Department of Computing, Hong Kong Polytechnic University, Hunghom, Kowloon, Hong Kong.
Neural Netw. 2014 Jan;49:96-106. doi: 10.1016/j.neunet.2013.09.004. Epub 2013 Oct 9.
Most dimensionality reduction techniques are based on one metric or one kernel, hence it is necessary to select an appropriate kernel for kernel-based dimensionality reduction. Multiple kernel learning for dimensionality reduction (MKL-DR) has been recently proposed to learn a kernel from a set of base kernels which are seen as different descriptions of data. As MKL-DR does not involve regularization, it might be ill-posed under some conditions and consequently its applications are hindered. This paper proposes a multiple kernel learning framework for dimensionality reduction based on regularized trace ratio, termed as MKL-TR. Our method aims at learning a transformation into a space of lower dimension and a corresponding kernel from the given base kernels among which some may not be suitable for the given data. The solutions for the proposed framework can be found based on trace ratio maximization. The experimental results demonstrate its effectiveness in benchmark datasets, which include text, image and sound datasets, for supervised, unsupervised as well as semi-supervised settings.
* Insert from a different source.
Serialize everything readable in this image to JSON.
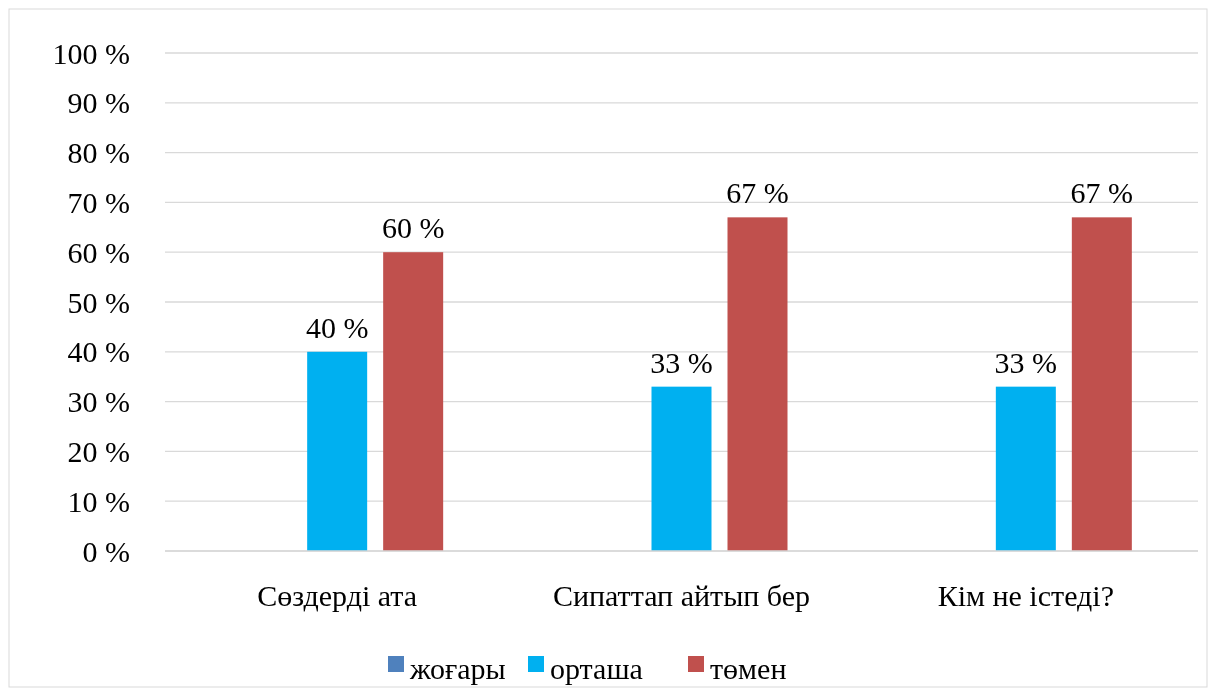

大多数降维技术都是基于一种度量或一种核函数,因此有必要为基于核的降维选择一个合适的核函数。最近提出了基于核的降维的多核学习 (MKL-DR),以便从一组基核中学习一个核,这些基核被视为数据的不同描述。由于 MKL-DR 不涉及正则化,因此在某些条件下可能会出现不适定的情况,从而阻碍了其应用。本文提出了一种基于正则化迹比的多核学习降维框架,称为 MKL-TR。我们的方法旨在从给定的基核中学习到一种将数据转换到低维空间和相应核的方法,其中一些核可能不适合给定的数据。所提出框架的解决方案可以基于迹比最大化来找到。实验结果表明,该方法在基准数据集上的有效性,包括文本、图像和声音数据集,适用于监督、无监督和半监督设置。